素足のまま窓際まで歩いて小さな窓から見上げると、まるで不安定な今のあたしの気分みたいに空はどんよりとしていて、軽い目眩にあたしは二、三度頭を振った。

「ヤッバイなぁ……昨日のお酒がまだ残ってる。どうせなんにも着てないんだし、このままシャワーでも浴びようかな?」

独り言をつぶやきながら、そのまま浴室に行くとタオルで軽く髪を纏めて少し熱めのシャワーを浴びた。だって髪の毛濡らしちゃうと面倒だしね。

浴室を出て服に着替えて軽めのメイク。ここまでの所要時間は約30分、あたしはすっかり身支度を終えたけど男はまだまだ白河夜船。

「はぁ……呑気なモンね……」

どうせ、ホテル代はコイツが払ったんだから放っておいてもいいんだけど、あたしも楽しませて貰ったし一応、声だけは掛けておこうかな。

「ねぇ、あたし先に行くけどあなたも遅刻しないでよ?」

軽く鼻をつまみながらあたしがそういうと、フガフガ言いながら男は片手を上げた。これで良しっと……さて、じゃあ仕事に行こうかしら。


 そのまま堂々と正面玄関から外に出たあたしがもう一度大きく伸びをしていると、向こうから来る通勤途中のOL達と鉢合わせた。そいつらはあたしの方に冷ややかな視線を投げると嘲笑を込めた顔で通り過ぎる。

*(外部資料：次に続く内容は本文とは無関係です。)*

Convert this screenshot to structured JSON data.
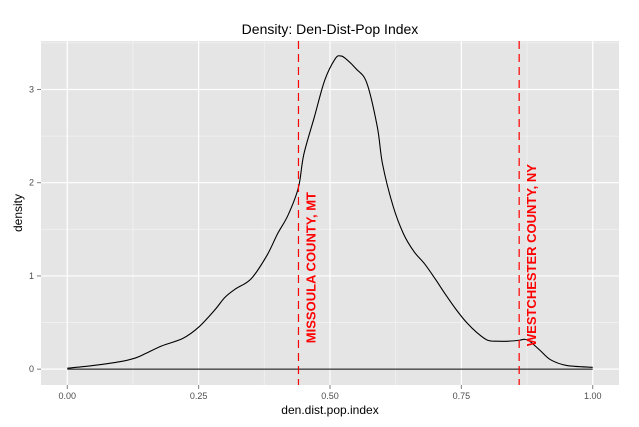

ハッ、上等じゃん!あたしは自分の欲望に正直なのよ!文句ある!?

一応、勢いよく啖呵を切ってみたけど、その数秒後にはそんなコトは忘れて更に数十分後には職場に到着していた。更衣室のロッカーにはいつも一揃いの着替えを用意してあるから、それを丸ごと手にするとあたしはトイレに駆け込む。

まぁ、服だけなら更衣室でいいんだけど下着までってなるとさすがにね……でも替えないと気持ち悪いし……

だから下着の上からは嫌だって言ってんのにさ、変なDVDの見過ぎなんじゃない?まったく男って何考えてんだか……

なんてひとしきり愚痴りながらも着替えを済ますと、あたしは自分のデスクのPCを開いて煙草に火を付けた。

さて、始業時間にはまだ早いしコーヒーブレイクがてらに自己紹介など。あたしの名前は宮原 澪(みやはら みお)25才OL。
以上、自己紹介終わり!
ん?そんだけかって?
そうだよ?

性格とかは、後々わかるってコトで……
おっと、始業時間だ。今日も頑張りますか。